Re: [Gimp-user] What causes random (in error) image color-inverting of TIFFs, over time? Is it correctable?



On Sun, May 31, 2015 at 4:25 PM, Jay Smith <jay jaysmith com
<mailto:jay jaysmith com>> wrote:

    Greetings fellow Gimp Users,

    I make images using Gimp, but I assume that this question is not
    really Gimp specific.

    I have tens of thousands of images (postage stamps) on my site.
    Every now and then when I am looking at a page I discover that the
    image (a JPEG) has had is colors "sort of inverted".  The JPEGs were
    created in large batches by a script from UNcompressed TIFF images.
    When I go back and look at the the original TIFF, I discover that
    its colors are "sort of inverted" -- thus the JPEG is a correct
    rendition of the appearance of its TIFF source.

    Thus the problem is in the TIFF.  But, the problem happens now and
    then, over the course of years.  The TIFFs are _not_ being
    intentionally manipulated in that time.  The images was originally
    okay, now its not.  It seems to be completely random, just one image
    here and there.

    Somehow the TIFF is getting corrupted.  I am assuming by a memory
    error or a disk/RAID controller error, or such.  The images are
    still openable in Gimp.

    This is only happening to one out perhaps one out of five thousand
    images, every five years.  (I am just *guessing* at the error rate
    because I only find out about them by randomly coming across them.)
    But, if I have 40,000 images, that is eight images destroyed every
    five years.  (And often I am not able to replace the image because I
    no longer have the item.)

    This example image was originally created in 2006.  I suspect
    (mostly guessing) that it was corrupted sometime since 2010.  There
    is no reason that it would have been edited since that time and file
    modification information shows nothing since 2006.

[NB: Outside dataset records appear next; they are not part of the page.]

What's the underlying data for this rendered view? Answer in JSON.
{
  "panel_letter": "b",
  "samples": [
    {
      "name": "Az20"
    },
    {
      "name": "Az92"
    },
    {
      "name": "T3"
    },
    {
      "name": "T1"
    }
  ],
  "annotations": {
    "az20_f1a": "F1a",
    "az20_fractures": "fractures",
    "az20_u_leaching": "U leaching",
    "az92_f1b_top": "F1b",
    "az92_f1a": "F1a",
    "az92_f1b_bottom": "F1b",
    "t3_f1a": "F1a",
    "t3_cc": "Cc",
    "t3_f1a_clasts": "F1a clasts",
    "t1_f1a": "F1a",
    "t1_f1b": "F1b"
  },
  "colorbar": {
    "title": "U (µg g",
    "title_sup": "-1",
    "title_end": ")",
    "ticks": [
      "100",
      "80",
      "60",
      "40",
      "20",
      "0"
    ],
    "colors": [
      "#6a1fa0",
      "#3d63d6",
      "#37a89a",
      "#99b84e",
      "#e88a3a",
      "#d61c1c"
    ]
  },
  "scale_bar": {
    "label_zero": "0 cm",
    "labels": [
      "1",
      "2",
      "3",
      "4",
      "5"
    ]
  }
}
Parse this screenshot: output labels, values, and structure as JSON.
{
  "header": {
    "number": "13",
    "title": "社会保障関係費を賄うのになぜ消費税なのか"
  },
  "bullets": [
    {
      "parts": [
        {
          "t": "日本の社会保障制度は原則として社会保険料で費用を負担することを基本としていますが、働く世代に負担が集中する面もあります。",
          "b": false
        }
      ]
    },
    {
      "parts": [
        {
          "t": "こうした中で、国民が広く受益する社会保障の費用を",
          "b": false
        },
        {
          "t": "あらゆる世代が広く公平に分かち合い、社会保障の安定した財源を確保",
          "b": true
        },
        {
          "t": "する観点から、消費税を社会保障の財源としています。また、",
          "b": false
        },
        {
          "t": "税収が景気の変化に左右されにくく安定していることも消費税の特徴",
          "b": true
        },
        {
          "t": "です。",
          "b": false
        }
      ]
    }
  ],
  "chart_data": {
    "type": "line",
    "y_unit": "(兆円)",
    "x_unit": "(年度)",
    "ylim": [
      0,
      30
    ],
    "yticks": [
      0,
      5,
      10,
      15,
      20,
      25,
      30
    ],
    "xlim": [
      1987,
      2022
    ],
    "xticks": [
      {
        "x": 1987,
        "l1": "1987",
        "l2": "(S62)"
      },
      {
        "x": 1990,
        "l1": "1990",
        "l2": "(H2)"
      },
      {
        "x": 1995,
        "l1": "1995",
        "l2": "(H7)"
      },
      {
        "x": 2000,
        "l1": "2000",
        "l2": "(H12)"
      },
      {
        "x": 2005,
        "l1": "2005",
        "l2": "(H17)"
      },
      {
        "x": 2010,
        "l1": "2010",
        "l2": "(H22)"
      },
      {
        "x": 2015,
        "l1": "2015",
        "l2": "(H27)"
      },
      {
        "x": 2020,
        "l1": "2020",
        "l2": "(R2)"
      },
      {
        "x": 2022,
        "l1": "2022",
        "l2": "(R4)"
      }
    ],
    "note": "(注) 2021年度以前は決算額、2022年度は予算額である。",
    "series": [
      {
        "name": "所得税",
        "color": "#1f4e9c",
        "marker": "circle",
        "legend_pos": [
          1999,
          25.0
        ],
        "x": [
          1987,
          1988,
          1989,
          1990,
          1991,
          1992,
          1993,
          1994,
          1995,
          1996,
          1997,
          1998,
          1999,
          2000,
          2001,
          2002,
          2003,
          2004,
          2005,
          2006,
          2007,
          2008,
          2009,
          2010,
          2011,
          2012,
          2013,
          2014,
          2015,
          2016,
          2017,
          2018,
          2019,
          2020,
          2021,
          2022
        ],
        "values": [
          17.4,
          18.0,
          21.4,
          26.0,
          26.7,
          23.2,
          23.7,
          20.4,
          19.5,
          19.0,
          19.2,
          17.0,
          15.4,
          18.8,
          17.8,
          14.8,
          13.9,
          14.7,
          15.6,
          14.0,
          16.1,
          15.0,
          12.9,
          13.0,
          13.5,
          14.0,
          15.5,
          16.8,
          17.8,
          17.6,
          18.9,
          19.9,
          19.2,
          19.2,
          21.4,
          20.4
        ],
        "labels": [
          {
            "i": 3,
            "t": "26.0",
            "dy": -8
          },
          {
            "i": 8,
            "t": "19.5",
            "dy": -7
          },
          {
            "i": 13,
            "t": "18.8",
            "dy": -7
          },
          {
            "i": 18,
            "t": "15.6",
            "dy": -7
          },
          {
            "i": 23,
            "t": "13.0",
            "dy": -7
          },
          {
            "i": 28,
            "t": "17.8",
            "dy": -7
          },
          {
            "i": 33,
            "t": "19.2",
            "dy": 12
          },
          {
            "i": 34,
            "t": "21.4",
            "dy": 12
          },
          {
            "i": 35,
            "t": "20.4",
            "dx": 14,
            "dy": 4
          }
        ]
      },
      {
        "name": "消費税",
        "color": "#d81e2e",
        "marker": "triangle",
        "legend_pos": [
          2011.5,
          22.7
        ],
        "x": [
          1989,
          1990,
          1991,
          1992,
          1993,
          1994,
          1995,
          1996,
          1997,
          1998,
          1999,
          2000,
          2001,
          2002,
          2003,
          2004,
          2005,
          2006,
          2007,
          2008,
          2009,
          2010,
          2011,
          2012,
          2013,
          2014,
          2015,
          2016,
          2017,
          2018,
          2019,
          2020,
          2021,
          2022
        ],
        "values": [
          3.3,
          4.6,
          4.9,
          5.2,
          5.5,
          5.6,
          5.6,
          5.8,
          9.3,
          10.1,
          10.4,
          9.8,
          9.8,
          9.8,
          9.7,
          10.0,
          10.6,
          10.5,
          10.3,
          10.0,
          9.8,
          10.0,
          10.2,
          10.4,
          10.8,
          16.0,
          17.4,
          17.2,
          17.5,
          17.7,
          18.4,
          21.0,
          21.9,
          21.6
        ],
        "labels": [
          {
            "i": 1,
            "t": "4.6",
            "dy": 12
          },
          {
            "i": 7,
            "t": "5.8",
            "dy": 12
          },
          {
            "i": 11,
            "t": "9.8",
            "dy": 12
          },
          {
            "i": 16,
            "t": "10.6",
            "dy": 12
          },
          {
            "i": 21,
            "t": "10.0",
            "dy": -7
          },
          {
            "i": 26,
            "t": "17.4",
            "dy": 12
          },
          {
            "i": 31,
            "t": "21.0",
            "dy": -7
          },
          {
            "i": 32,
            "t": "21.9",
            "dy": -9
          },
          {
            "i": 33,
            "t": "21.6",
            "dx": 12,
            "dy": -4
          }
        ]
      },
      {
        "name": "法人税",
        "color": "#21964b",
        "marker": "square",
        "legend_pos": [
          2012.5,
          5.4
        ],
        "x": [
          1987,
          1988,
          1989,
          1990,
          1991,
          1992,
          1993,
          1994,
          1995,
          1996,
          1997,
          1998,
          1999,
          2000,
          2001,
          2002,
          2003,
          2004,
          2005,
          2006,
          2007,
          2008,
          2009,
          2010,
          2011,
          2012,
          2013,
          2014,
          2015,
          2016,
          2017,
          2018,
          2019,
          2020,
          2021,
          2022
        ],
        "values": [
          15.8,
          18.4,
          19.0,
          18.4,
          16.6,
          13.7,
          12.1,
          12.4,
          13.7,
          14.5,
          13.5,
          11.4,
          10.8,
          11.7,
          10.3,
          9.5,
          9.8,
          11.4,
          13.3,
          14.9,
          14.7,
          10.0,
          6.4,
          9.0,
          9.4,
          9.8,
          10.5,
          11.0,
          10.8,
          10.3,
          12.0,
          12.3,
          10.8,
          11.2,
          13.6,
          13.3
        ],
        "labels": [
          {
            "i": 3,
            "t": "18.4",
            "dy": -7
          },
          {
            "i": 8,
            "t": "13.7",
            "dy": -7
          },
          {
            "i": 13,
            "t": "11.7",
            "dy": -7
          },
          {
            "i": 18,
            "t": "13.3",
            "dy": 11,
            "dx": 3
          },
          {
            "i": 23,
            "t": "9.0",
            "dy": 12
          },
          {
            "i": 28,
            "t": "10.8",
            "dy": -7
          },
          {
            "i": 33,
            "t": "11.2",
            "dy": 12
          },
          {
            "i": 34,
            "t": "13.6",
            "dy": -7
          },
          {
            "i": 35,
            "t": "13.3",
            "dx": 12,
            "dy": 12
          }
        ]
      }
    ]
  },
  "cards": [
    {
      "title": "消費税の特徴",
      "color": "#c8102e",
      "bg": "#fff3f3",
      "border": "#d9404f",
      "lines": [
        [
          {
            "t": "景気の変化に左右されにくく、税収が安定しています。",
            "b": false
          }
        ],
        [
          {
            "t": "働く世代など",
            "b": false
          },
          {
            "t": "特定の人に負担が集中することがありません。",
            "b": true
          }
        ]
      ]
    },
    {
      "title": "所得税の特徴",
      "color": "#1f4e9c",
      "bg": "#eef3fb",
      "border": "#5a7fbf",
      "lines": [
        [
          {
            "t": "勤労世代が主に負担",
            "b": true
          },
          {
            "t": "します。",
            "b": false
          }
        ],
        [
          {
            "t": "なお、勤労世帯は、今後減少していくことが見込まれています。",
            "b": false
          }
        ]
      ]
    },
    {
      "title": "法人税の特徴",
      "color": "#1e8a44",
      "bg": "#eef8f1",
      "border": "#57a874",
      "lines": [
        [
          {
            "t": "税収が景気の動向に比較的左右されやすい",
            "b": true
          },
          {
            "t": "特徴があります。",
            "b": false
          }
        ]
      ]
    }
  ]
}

    On Ubuntu Linux, using "identify -verbose filename.tif" I can read
    the header information.  The only odd thing (to my eye) is that the
    create date is 2011 and the modification date is 2006:

    Properties:
         date:create: 2011-09-13T11:30:24-04:00
         date:modify: 2006-12-21T00:53:03-05:00

    I am guessing that means the corruption may have happened in 2011,
    even though the filesystems own file datestamp is 2006 and the
    lsattr command shows nothing unusual.


    Here is example of a) the resulting JPEG (just to illustrate the
    nature of the corruption); b) a similar JPEG to show generally what
    it is supposed to look like; c) the corrupted TIFF.

    Corrupted:
    http://jsa.viewimage.net/jsa/web/Lists/Denmark/AdPairs/Spec/re02-pair_used-vf-b_136468_r_l.jpg

    Correct image of a similar, but different item:
    http://jsa.viewimage.net/jsa/web/Lists/Denmark/AdPairs/Spec/re02-pair_used-vf-a_136467_r_l.jpg

    This is the TIFF file (corrupted, but viewable in Gimp; colors are
    sort-of-inverted)  Size 496 KB:
    http://jsa.viewimage.net/temp/gimp/re02-pair_used-vf-b_136468.tif

    My primary question is whether there is a "particular bit that is
    getting flipped" that could be "unflipped" by some sort of
    non-visual editing of the source TIFF file?

    My secondary question is whether or not other people have seen this
    type of problem crop up in large image libraries and what the causes
    have been?

    Any thoughts appreciated.

    Jay


On 05/31/2015 08:46 PM, Daniel Smith wrote:
> when you say youre seeing thison a web page,
> can i ask what type of system yure serving the pages with?
> wordpress etc? or is it an image generation with php or something?
> thanks
> dan


Hi Dan,

When I say I saw it on a web page, all I meant is that was where I was looking when I noticed the corrupted file (JPEG version thereof).

All viewing (of both the JPEG and the original TIFF that the JPEG was made from) after that time has been done using Gimp to view the corrupted files.

The fact that I first noticed the corrupted JPEG on a web page was not relevant and I should not have included that detail. I only mentioned it that way because that is the only way I actually would notice that one of tens of thousands of files had been corrupted. I don't systematically go through and view the library of files just for fun.

I am sorry for the misleading detail.